Europe has a gas problem.
The United States has one too.
But that’s a different kind of gas.
The difference is critical … and potentially very profitable for you.
Here in the U.S., the price of gas — the kind we put in our cars — is through the roof. The more people spend on getting around, the less they have for other things. If prices stay high, we can expect a recession.
That’s bad. But Europe’s problem is far worse.
Like us, Europeans are experiencing high petroleum prices. But they’re also facing serious shortages of natural gas, which they use to heat their homes, cook their food and run their factories.
If Vladimir Putin were to stop Russian natural gas shipments to Europe, where winter temperatures regularly dip below freezing, it would be more than inconvenient. It would be deadly.
To avoid this potential catastrophe, global energy markets are embarking on one of the most consequential shifts in their history.
And if you get on the right side of it, you can make a lot of money…
How Natural Gas Gets to Europe
Europe imports its natural gas from Russia, Norway, Algeria and Azerbaijan.
In recent years, Russia has supplied more than 40% of total imports. Which raises a critical question: If Russia cuts off supply, what can make it up?
The answer depends on geography. Northwestern Europe gets most of its natural gas from nearby Norway and the North Sea. In southern Europe, 40% comes from Algeria and Azerbaijan; a little over 20% from Russia. But countries closest to Russia, such as the Baltic and the Balkans, import anywhere from 70% to 100% of their natural gas from Putinland:
(Click here to view larger image.)
But the map above shows the seeds of an alternative.

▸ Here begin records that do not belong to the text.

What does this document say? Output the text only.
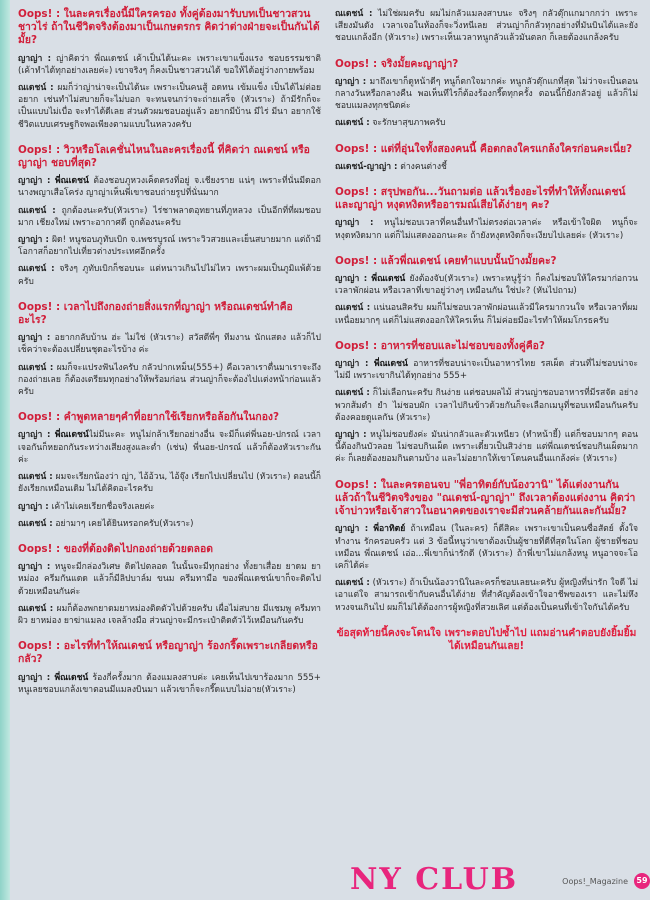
Oops! : ในละครเรื่องนี้มีใครครอง ทั้งคู่ต้องมารับบทเป็นชาวสวนชาวไร่ ถ้าในชีวิตจริงต้องมาเป็นเกษตรกร คิดว่าต่างฝ่ายจะเป็นกันได้มั้ย?
ญาญ่า : ญ่าคิดว่า พี่ณเดชน์ เค้าเป็นได้นะคะ เพราะเขาแข็งแรง ชอบธรรมชาติ (เค้าทำได้ทุกอย่างเลยค่ะ) เขาจริงๆ ก็คงเป็นชาวสวนได้ ขอให้ได้อยู่ว่างกายพร้อม
ณเดชน์ : ผมก็ว่าญ่าน่าจะเป็นได้นะ เพราะเป็นคนสู้ อดทน เข้มแข็ง เป็นได้ไม่ต่อยอยาก เช่นทำไม่สบายก็จะไม่บอก จะทนจนกว่าจะถ่ายเสร็จ (หัวเราะ) ถ้ามีรักก็จะเป็นแบบไม่เบื่อ จะทำได้ดีเลย ส่วนตัวผมชอบอยู่แล้ว อยากมีบ้าน มีไร่ มีนา อยากใช้ชีวิตแบบเศรษฐกิจพอเพียงตามแบบในหลวงครับ
Oops! : วิวหรือโลเคชั่นไหนในละครเรื่องนี้ ที่คิดว่า ณเดชน์ หรือ ญาญ่า ชอบที่สุด?
ญาญ่า : พี่ณเดชน์ ต้องชอบภูหวงเค็ดตรงที่อยู่ จ.เชียงราย แน่ๆ เพราะที่นั่นมีดอกนางพญาเสือโคร่ง ญาญ่าเห็นพี่เขาชอบถ่ายรูปที่นั่นมาก
ณเดชน์ : ถูกต้องนะครับ(หัวเราะ) ไร่ชาพลาดอุทยานที่ภูหลวง เป็นอีกที่ที่ผมชอบมาก เชียงใหม่ เพราะอากาศดี ถูกต้องนะครับ
ญาญ่า : ผิด! หนูชอบภูทับเบิก จ.เพชรบูรณ์ เพราะวิวสวยและเย็นสบายมาก แต่ถ้ามีโอกาสก็อยากไปเที่ยวต่างประเทศอีกครั้ง
ณเดชน์ : จริงๆ ภูทับเบิกก็ชอบนะ แต่หนาวเกินไปไม่ไหว เพราะผมเป็นภูมิแพ้ด้วยครับ
Oops! : เวลาไปถึงกองถ่ายสิ่งแรกที่ญาญ่า หรือณเดชน์ทำคืออะไร?
ญาญ่า : อยากกลับบ้าน ฮ่ะ ไม่ใช่ (หัวเราะ) สวัสดีพี่ๆ ทีมงาน นักแสดง แล้วก็ไปเช็คว่าจะต้องเปลี่ยนชุดอะไรบ้าง ค่ะ
ณเดชน์ : ผมก็จะแปรงฟันไงครับ กลัวปากเหม็น(555+) คือเวลาเราตื่นมาเราจะถึงกองถ่ายเลย ก็ต้องเตรียมทุกอย่างให้พร้อมก่อน ส่วนญ่าก็จะต้องไปแต่งหน้าก่อนแล้วครับ
Oops! : คำพูดหลายๆคำที่อยากใช้เรียกหรือล้อกันในกอง?
ญาญ่า : พี่ณเดชน์ไม่มีนะคะ หนูไม่กล้าเรียกอย่างอื่น จะมีก็แต่พี่นอย-ปกรณ์ เวลาเจอกันก็หยอกกันระหว่างเสียงสูงและต่ำ (เช่น) พี่นอย-ปกรณ์ แล้วก็ต้องหัวเราะกันค่ะ
ณเดชน์ : ผมจะเรียกน้องว่า ญ่า, ไอ้อ้วน, ไอ้จุ๊ง เรียกไปเปลี่ยนไป (หัวเราะ) ตอนนี้ก็ยังเรียกเหมือนเดิม ไม่ได้คิดอะไรครับ
ญาญ่า : เค้าไม่เคยเรียกชื่อจริงเลยค่ะ
ณเดชน์ : อย่ามาๆ เคยได้ยินหรอกครับ(หัวเราะ)
Oops! : ของที่ต้องติดไปกองถ่ายด้วยตลอด
ญาญ่า : หนูจะมีกล่องวิเศษ ติดไปตลอด ในนั้นจะมีทุกอย่าง ทั้งยาเสื่อย ยาดม ยาหม่อง ครีมกันแดด แล้วก็มีลิปบาล์ม ขนม ครีมทามือ ของพี่ณเดชน์เขาก็จะติดไปด้วยเหมือนกันค่ะ
ณเดชน์ : ผมก็ต้องพกยาดมยาหม่องติดตัวไปด้วยครับ เผื่อไม่สบาย มีแชมพู ครีมทาผิว ยาหม่อง ยาฆ่าแมลง เจลล้างมือ ส่วนญ่าจะมีกระเป๋าติดตัวไว้เหมือนกันครับ
Oops! : อะไรที่ทำให้ณเดชน์ หรือญาญ่า ร้องกรี๊ดเพราะเกลียดหรือกลัว?
ญาญ่า : พี่ณเดชน์ ร้องกี่ครั้งมาก ต้องแมลงสาบค่ะ เคยเห็นไปเขาร้องมาก 555+ หนูเลยชอบแกล้งเขาตอนมีแมลงบินมา แล้วเขาก็จะกรี๊ดแบบไม่อาย(หัวเราะ)
ณเดชน์ : ไม่ใช่ผมครับ ผมไม่กลัวแมลงสาบนะ จริงๆ กลัวตุ๊กแกมากกว่า เพราะเสียงมันดัง เวลาเจอในห้องก็จะวิ่งหนีเลย ส่วนญ่าก็กลัวทุกอย่างที่มันบินได้และยังชอบแกล้งอีก (หัวเราะ) เพราะเห็นเวลาหนูกลัวแล้วมันตลก ก็เลยต้องแกล้งครับ
Oops! : จริงมั้ยคะญาญ่า?
ญาญ่า : มาถึงเขาก็ดูหน้าดีๆ หนูก็ตกใจมากค่ะ หนูกลัวตุ๊กแกที่สุด ไม่ว่าจะเป็นตอนกลางวันหรือกลางคืน พอเห็นทีไรก็ต้องร้องกรี๊ดทุกครั้ง ตอนนี้ก็ยังกลัวอยู่ แล้วก็ไม่ชอบแมลงทุกชนิดค่ะ
ณเดชน์ : จะรักษาสุขภาพครับ
Oops! : แต่ที่อุ่นใจทั้งสองคนนี้ คือตกลงใครแกล้งใครก่อนคะเนี่ย?
ณเดชน์-ญาญ่า : ต่างคนต่างชี้
Oops! : สรุปพอกัน...วันถามต่อ แล้วเรื่องอะไรที่ทำให้ทั้งณเดชน์และญาญ่า หงุดหงิดหรืออารมณ์เสียได้ง่ายๆ คะ?
ญาญ่า : หนูไม่ชอบเวลาที่คนอื่นทำไม่ตรงต่อเวลาค่ะ หรือเข้าใจผิด หนูก็จะหงุดหงิดมาก แต่ก็ไม่แสดงออกนะคะ ถ้ายังหงุดหงิดก็จะเงียบไปเลยค่ะ (หัวเราะ)
Oops! : แล้วพี่ณเดชน์ เคยทำแบบนั้นบ้างมั้ยคะ?
ญาญ่า : พี่ณเดชน์ ยังต้องจับ(หัวเราะ) เพราะหนูรู้ว่า ก็คงไม่ชอบให้ใครมาก่อกวนเวลาพักผ่อน หรือเวลาที่เขาอยู่ว่างๆ เหมือนกัน ใช่ปะ? (หันไปถาม)
ณเดชน์ : แน่นอนสิครับ ผมก็ไม่ชอบเวลาพักผ่อนแล้วมีใครมากวนใจ หรือเวลาที่ผมเหนื่อยมากๆ แต่ก็ไม่แสดงออกให้ใครเห็น ก็ไม่ค่อยมีอะไรทำให้ผมโกรธครับ
Oops! : อาหารที่ชอบและไม่ชอบของทั้งคู่คือ?
ญาญ่า : พี่ณเดชน์ อาหารที่ชอบน่าจะเป็นอาหารไทย รสเผ็ด ส่วนที่ไม่ชอบน่าจะไม่มี เพราะเขากินได้ทุกอย่าง 555+
ณเดชน์ : ก็ไม่เลือกนะครับ กินง่าย แต่ชอบผลไม้ ส่วนญ่าชอบอาหารที่มีรสจัด อย่างพวกส้มตำ ยำ ไม่ชอบผัก เวลาไปกินข้าวด้วยกันก็จะเลือกเมนูที่ชอบเหมือนกันครับ ต้องคอยดูแลกัน (หัวเราะ)
ญาญ่า : หนูไม่ชอบยังค่ะ มันน่ากลัวและตัวเหนียว (ทำหน้ายี้) แต่ก็ชอบมากๆ ตอนนี้ต้องกินบัวลอย ไม่ชอบกินเผ็ด เพราะเดี๋ยวเป็นสิวง่าย แต่พี่ณเดชน์ชอบกินเผ็ดมากค่ะ ก็เลยต้องยอมกินตามบ้าง และไม่อยากให้เขาโดนคนอื่นแกล้งค่ะ (หัวเราะ)
Oops! : ในละครตอนจบ "พี่อาทิตย์กับน้องวานิ" ได้แต่งงานกัน แล้วถ้าในชีวิตจริงของ "ณเดชน์-ญาญ่า" ถึงเวลาต้องแต่งงาน คิดว่าเจ้าบ่าวหรือเจ้าสาวในอนาคตของเราจะมีส่วนคล้ายกันและกันมั้ย?
ญาญ่า : พี่อาทิตย์ ถ้าเหมือน (ในละคร) ก็ดีสิคะ เพราะเขาเป็นคนซื่อสัตย์ ตั้งใจทำงาน รักครอบครัว แต่ 3 ข้อนี้หนูว่าเขาต้องเป็นผู้ชายที่ดีที่สุดในโลก ผู้ชายที่ชอบเหมือน พี่ณเดชน์ เอ่อ...พี่เขาก็น่ารักดี (หัวเราะ) ถ้าพี่เขาไม่แกล้งหนู หนูอาจจะโอเคก็ได้ค่ะ
ณเดชน์ : (หัวเราะ) ถ้าเป็นน้องวานิในละครก็ชอบเลยนะครับ ผู้หญิงที่น่ารัก ใจดี ไม่เอาแต่ใจ สามารถเข้ากับคนอื่นได้ง่าย ที่สำคัญต้องเข้าใจอาชีพของเรา และไม่หึงหวงจนเกินไป ผมก็ไม่ได้ต้องการผู้หญิงที่สวยเลิศ แต่ต้องเป็นคนที่เข้าใจกันได้ครับ
ข้อสุดท้ายนี้คงจะโดนใจ เพราะตอบไปซ้ำไป แถมอ่านคำตอบยังยิ้มยิ้มได้เหมือนกันเลย!
NY CLUB	Oops!_Magazine	59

Those little red dots on the western European and Mediterranean coastlines are liquid natural gas (LNG) import terminals. Just like Russia’s pipelines, they connect to the European natural gas network.
The question on everyone’s mind is whether those little red dots can make up for falling Russian supply in time to prevent a catastrophic winter.
LNG to the Rescue?
Like oil (of which it is a byproduct), natural gas is often found thousands of miles from where it’s used.

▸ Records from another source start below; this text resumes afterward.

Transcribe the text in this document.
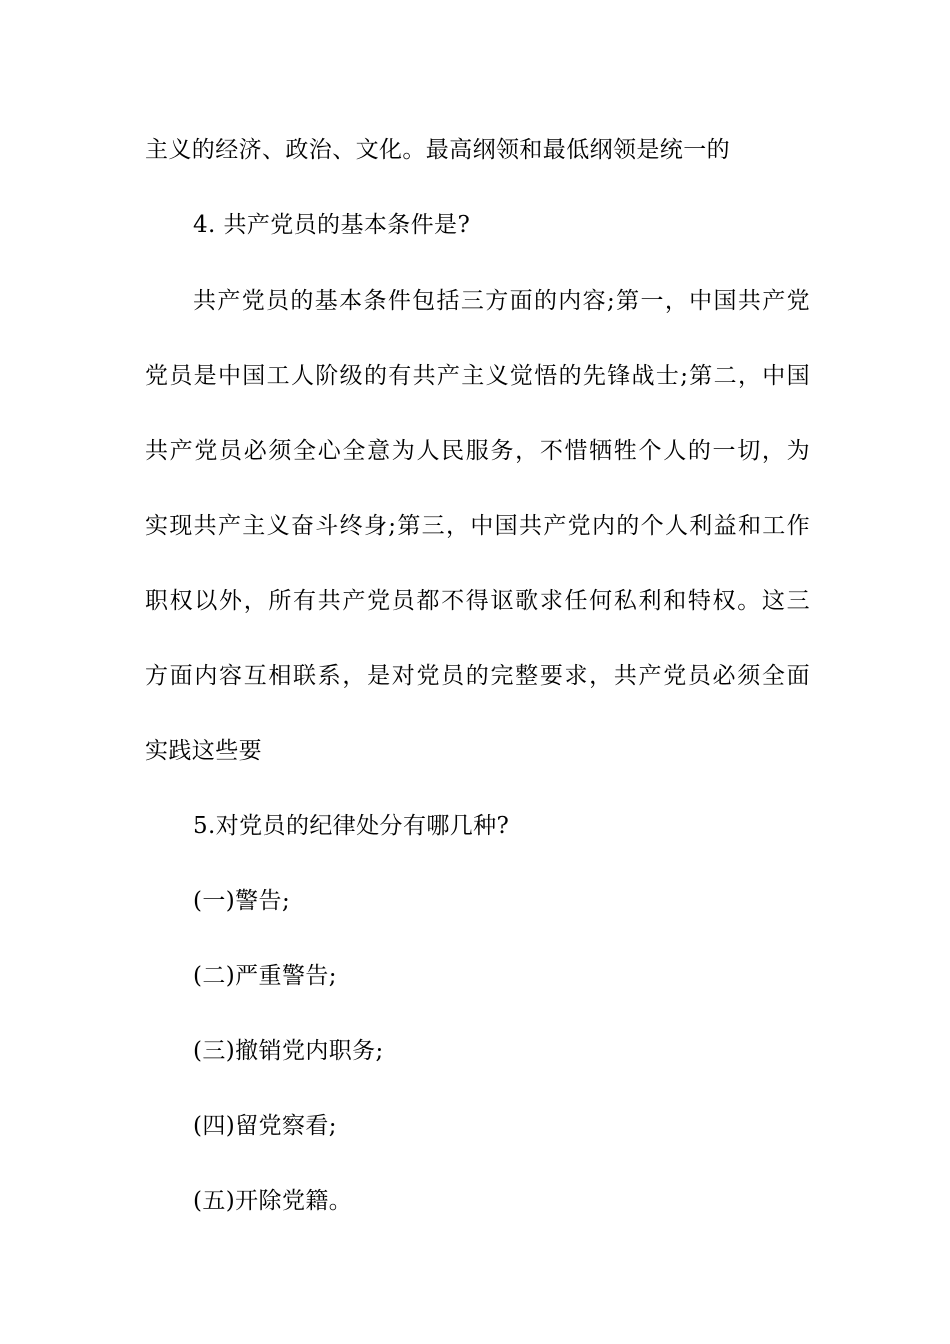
主义的经济、政治、文化。最高纲领和最低纲领是统一的
4. 共产党员的基本条件是?
共产党员的基本条件包括三方面的内容;第一，中国共产党
党员是中国工人阶级的有共产主义觉悟的先锋战士;第二，中国
共产党员必须全心全意为人民服务，不惜牺牲个人的一切，为
实现共产主义奋斗终身;第三，中国共产党内的个人利益和工作
职权以外，所有共产党员都不得讴歌求任何私利和特权。这三
方面内容互相联系，是对党员的完整要求，共产党员必须全面
实践这些要
5.对党员的纪律处分有哪几种?
(一)警告;
(二)严重警告;
(三)撤销党内职务;
(四)留党察看;
(五)开除党籍。
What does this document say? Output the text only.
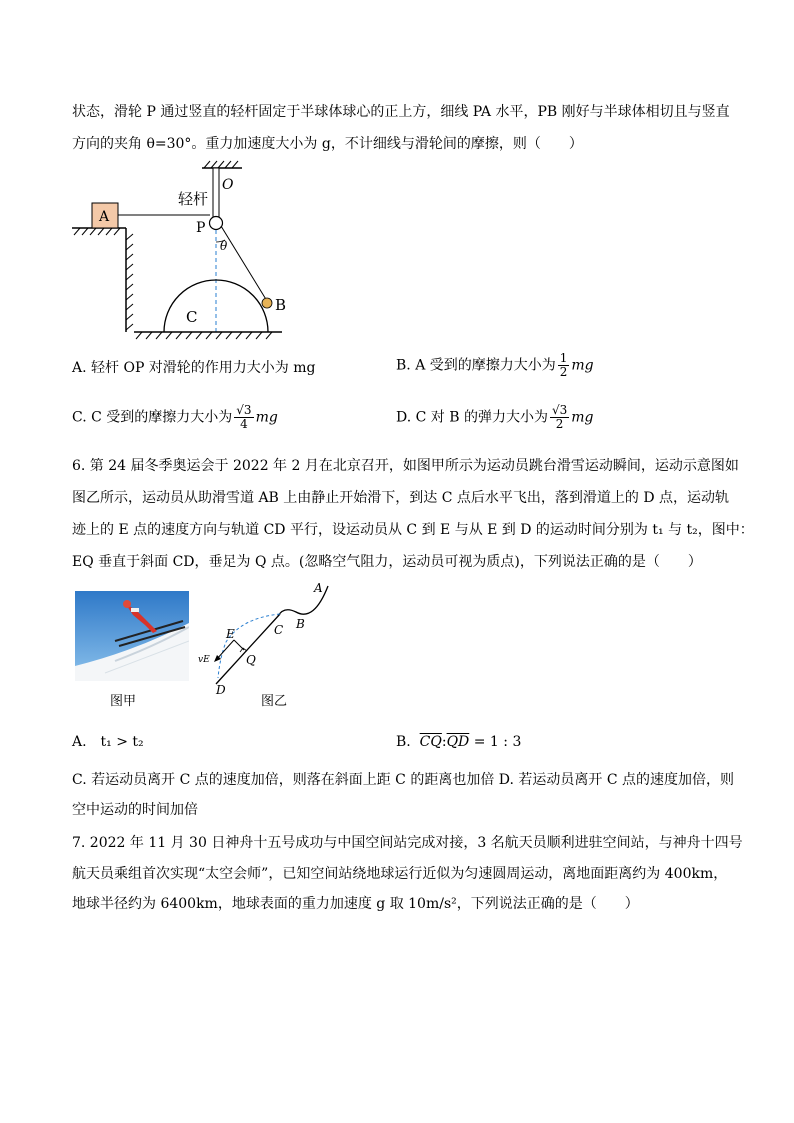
状态，滑轮 P 通过竖直的轻杆固定于半球体球心的正上方，细线 PA 水平，PB 刚好与半球体相切且与竖直
方向的夹角 θ=30°。重力加速度大小为 g，不计细线与滑轮间的摩擦，则（　　）
O
轻杆
A
P
θ
C
B
A. 轻杆 OP 对滑轮的作用力大小为 mg	B. A 受到的摩擦力大小为 $\frac{1}{2}$ mg
C. C 受到的摩擦力大小为 $\frac{√3}{4}$ mg	D. C 对 B 的弹力大小为 $\frac{√3}{2}$ mg
6. 第 24 届冬季奥运会于 2022 年 2 月在北京召开，如图甲所示为运动员跳台滑雪运动瞬间，运动示意图如
图乙所示，运动员从助滑雪道 AB 上由静止开始滑下，到达 C 点后水平飞出，落到滑道上的 D 点，运动轨
迹上的 E 点的速度方向与轨道 CD 平行，设运动员从 C 到 E 与从 E 到 D 的运动时间分别为 t₁ 与 t₂，图中：
EQ 垂直于斜面 CD，垂足为 Q 点。(忽略空气阻力，运动员可视为质点)，下列说法正确的是（　　）
图甲
A
B
C
E
Q
D
vE
图乙
A.　t₁ > t₂	B. $\overline{CQ}:\overline{QD} = 1$ : 3
C. 若运动员离开 C 点的速度加倍，则落在斜面上距 C 的距离也加倍 D. 若运动员离开 C 点的速度加倍，则
空中运动的时间加倍
7. 2022 年 11 月 30 日神舟十五号成功与中国空间站完成对接，3 名航天员顺利进驻空间站，与神舟十四号
航天员乘组首次实现“太空会师”，已知空间站绕地球运行近似为匀速圆周运动，离地面距离约为 400km，
地球半径约为 6400km，地球表面的重力加速度 g 取 10m/s²，下列说法正确的是（　　）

When those sources are on the same landmass, pipelines are the preferred method of transport. They can even traverse short distances under the sea.

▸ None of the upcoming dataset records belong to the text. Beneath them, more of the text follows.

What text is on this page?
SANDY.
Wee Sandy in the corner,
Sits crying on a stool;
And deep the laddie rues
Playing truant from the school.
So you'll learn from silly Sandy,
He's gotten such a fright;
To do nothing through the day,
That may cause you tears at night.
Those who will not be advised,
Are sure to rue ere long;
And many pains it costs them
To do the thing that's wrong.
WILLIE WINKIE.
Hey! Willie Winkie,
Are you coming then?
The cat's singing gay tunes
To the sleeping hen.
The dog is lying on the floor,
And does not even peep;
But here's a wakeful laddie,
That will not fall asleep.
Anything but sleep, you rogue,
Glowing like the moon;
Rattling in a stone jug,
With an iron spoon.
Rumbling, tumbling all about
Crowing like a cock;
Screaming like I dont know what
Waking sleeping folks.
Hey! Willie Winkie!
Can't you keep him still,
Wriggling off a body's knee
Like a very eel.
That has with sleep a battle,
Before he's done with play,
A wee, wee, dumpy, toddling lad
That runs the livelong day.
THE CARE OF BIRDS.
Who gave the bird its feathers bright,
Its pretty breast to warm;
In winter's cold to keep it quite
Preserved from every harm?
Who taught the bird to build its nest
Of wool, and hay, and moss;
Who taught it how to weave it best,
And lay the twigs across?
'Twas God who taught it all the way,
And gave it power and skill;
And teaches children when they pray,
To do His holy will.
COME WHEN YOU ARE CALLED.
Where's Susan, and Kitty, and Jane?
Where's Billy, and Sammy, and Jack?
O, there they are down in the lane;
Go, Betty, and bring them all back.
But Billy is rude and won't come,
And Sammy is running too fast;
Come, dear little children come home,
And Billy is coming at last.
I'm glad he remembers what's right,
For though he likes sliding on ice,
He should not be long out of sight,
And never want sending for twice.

On the other hand, if you want to move natural gas halfway around the world — say, from Australia, Qatar or the U.S., all of which have huge reserves — you need a different method.
That’s where LNG comes in.
LNG is natural gas that’s been cooled to minus 260 degrees Fahrenheit, at which point it turns into a liquid. It’s then loaded aboard refrigerated ships that can transport it around the world.
When it gets to its destination, it’s gradually warmed up to turn it back into gas, at which point it can travel the same networks as natural gas.
On the surface, that sounds like the way for Europe to go. The problem is that in the entire world there are only about four dozen liquefication plants and 600 LNG tankers. And on the entire European landmass, there are only 23 regasification plants. It would take years and billions of dollars to expand that infrastructure.
The other problem is that 70% of LNG output is subject to long-term contracts. Most are with Asian countries. They’re unlikely to give up their LNG to help Europe.
The remaining 30% of global LNG trades on the spot market. That’s about 136 million tons of LNG available to the highest bidder. That’s more than enough LNG to make up for Russia’s supply, which is the equivalent of 118 million tons.
The question is, how high will European bidders go for that spot supply? And how can you play it?
It’s Already Started
The chart below shows historical European LNG imports tends. Imports in 2021 were close to the highest levels ever. Thanks to Russia’s invasion of Ukraine, imports this year have shattered all records, and are rising rapidly:
(Click here to view larger image.)
There are three challenges here.
- Europe’s regasification facilities — those red dots — can only handle another 65 million tons. That’s about half of what’s needed to compensate for lost Russian supply.
- Europe would also need to reconfigure its pipelines to move LNG-sourced gas from coastal terminals to the interior.
- LNG producers in exporting countries like the U.S. would need to build more liquefication plants to increase supply.
Those are big investments, and they will take time. In the meantime, pricing pressure on the LNG spot market will be immense.
Short-Term Play, Long-Term Gains
One way to play this situation is to buy the ProShares Ultra Bloomberg Natural Gas (NYSE: BOIL) or the VelocityShares 3x Long Natural Gas ETN (OTC: UGAZF).
These are both leveraged funds. That makes them volatile. That means you must keep a close eye on natural gas prices and only hold them for short periods. But that has definitely been worth the effort this year. BOIL is up 61% year to date and UGAZF is up a whopping 75%.
On the other hand, the global LNG market will grow rapidly over the next decade or so.
Reducing reliance on the Russians is one thing, but the real driver will be its use as an interim fuel source while renewable energy supplies are built up. Analysts expect the global LNG market to grow at a compound annual growth rate of 6.92% during 2022 to 2027, which will more than double its value.
Notably, analysts expect that the biggest beneficiary of the growth of LNG trade globally will be the liquefaction sector … companies that turn natural gas into LNG for shipment.